One immediate improvement to user experience of running the "upload" workflow would be to expose it through a GitHub Action in this repository, such that running the workflow only entails an authorized GitHub user clicking a "Run" button. Once this Action is in place, it could easily be expanded to automatically trigger new phylogenetic builds when the upload completes just like we do in the seasonal-flu workflow.

Related issue(s)

Checklist

jameshadfield commented 2 months ago

This approach keeps a separate metadata file per segment to simplify replacement of fauna download logic in the original workflow and allow existing rules that expect segment-specific metadata (e.g., add segment counts, etc.) to work without additional changes.
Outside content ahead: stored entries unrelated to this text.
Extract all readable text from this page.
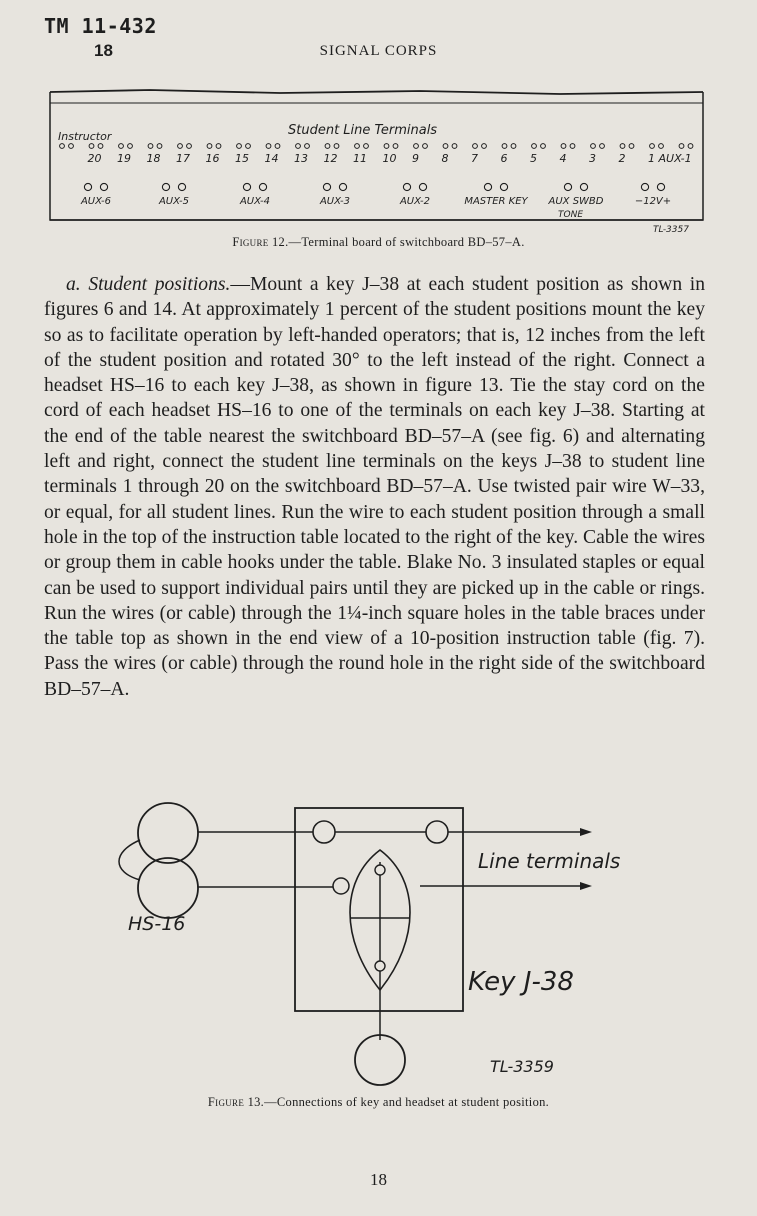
TM 11-432
18	SIGNAL CORPS
Instructor	Student Line Terminals
20 19 18 17 16 15 14 13 12 11 10 9 8 7 6 5 4 3 2 1 AUX-1
AUX-6	AUX-5	AUX-4	AUX-3	AUX-2	MASTER KEY AUX SWBD	−12V+
TONE
TL-3357
Figure 12.—Terminal board of switchboard BD–57–A.

a. Student positions.—Mount a key J–38 at each student position as shown in figures 6 and 14. At approximately 1 percent of the student positions mount the key so as to facilitate operation by left-handed operators; that is, 12 inches from the left of the student position and rotated 30° to the left instead of the right. Connect a headset HS–16 to each key J–38, as shown in figure 13. Tie the stay cord on the cord of each headset HS–16 to one of the terminals on each key J–38. Starting at the end of the table nearest the switchboard BD–57–A (see fig. 6) and alternating left and right, connect the student line terminals on the keys J–38 to student line terminals 1 through 20 on the switchboard BD–57–A. Use twisted pair wire W–33, or equal, for all student lines. Run the wire to each student position through a small hole in the top of the instruction table located to the right of the key. Cable the wires or group them in cable hooks under the table. Blake No. 3 insulated staples or equal can be used to support individual pairs until they are picked up in the cable or rings. Run the wires (or cable) through the 1¼-inch square holes in the table braces under the table top as shown in the end view of a 10-position instruction table (fig. 7). Pass the wires (or cable) through the round hole in the right side of the switchboard BD–57–A.

Line terminals
HS-16
Key J-38
TL-3359
Figure 13.—Connections of key and headset at student position.
18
This doesn't have to be part of this PR, but a nicer interface to aim towards would be using a single metadata file and adding the segment counts to that file. Would simplify the snakemake workflow a bit. I'm not sure whether metadata fields would have to be joined across the inputs (i.e. is there metadata that's only supplied for some segments and not others).

huddlej commented 2 months ago

@jameshadfield Good call. The first commit was my attempt to get S3-based data working without breaking any downstream steps in the workflow. But @trvrb had the same request for a single metadata file, so I'll try this out for this PR. Maybe we can chat tomorrow about specifics, though?

In the mean time, I'll also fix the paths to input data for the CI builds.

trvrb commented 2 months ago

I think we can plan to merge this PR when we're happy with it to include a single metadata file on S3. Then in a separate PR we can update the workflow to use S3 files and switch to using a single metadata file.